I used icu_tokenizer using custom analyzer to create a search index for Japanese words. Index was created successfully. Using icu_tokenizer as for asian languages it works better than the default azure search tokenizer.

Now when I use query for string Ex:- 赤城 I see multiple search results (total 131) from the index. But when I use the wild card search with the same word, Ex: 赤城* (adding * at the end of the word) or /赤城.*/ (using regex search query) i see 0 search results. The weird part is that * seems to work with single japanese character 赤* gives me same number of search results as 赤 gives. But as soon as I increase the number of japanese characters from 1, wild card queries with * stops working and returns 0 search result. All of these queries I am testing it on search explorer on Azure portal using querytype=full (lucene syntax query)

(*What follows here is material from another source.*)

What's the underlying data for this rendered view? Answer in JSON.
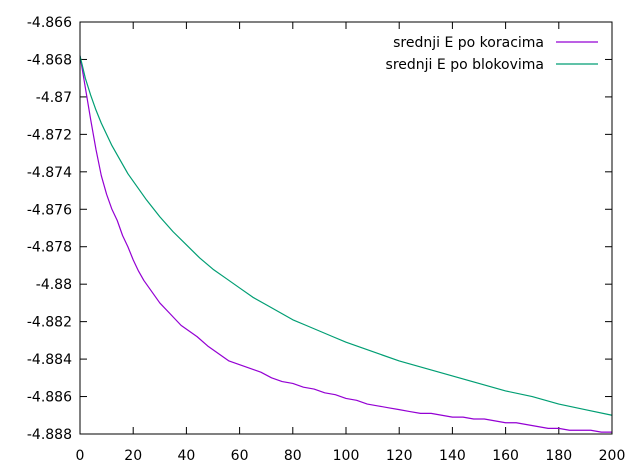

In my application search terms are normally used as prefix search so normally we append * at the end of the search string to fetch search results but looks like these lucene wildcard queries with japanse characters just do not work. Any idea, how can I make these prefix queries (using wildcard * at end of search strings) work when search strings are given in japanese characters?

Any quick help will be much appreciated!!

2

2 Answers

1
votes

I tested with my installation now and I can confirm that wildcards only work with Japanese content when you use a Japanese analyzer.

In my example I set up one index using a property Body that does not have a specific analyzer defined. Then I set up another index where Body uses the ja.microsoft language analyzer. The content in both indexes are identical. I then tried to search for 自動車 (automobile) with a trailing wildcard.

自動車* returns multiple hits from my index using the japanese analyzer. No hits are returned from the index without a specific analyzer defined.

0
votes

sorry for the late reply. Have you tried using one of the Japanese language analyzers? For example, ja.microsoft

Also, if you want to use prefix search, you can try experimenting with the suggester feature which is designed to be efficient for this scenario.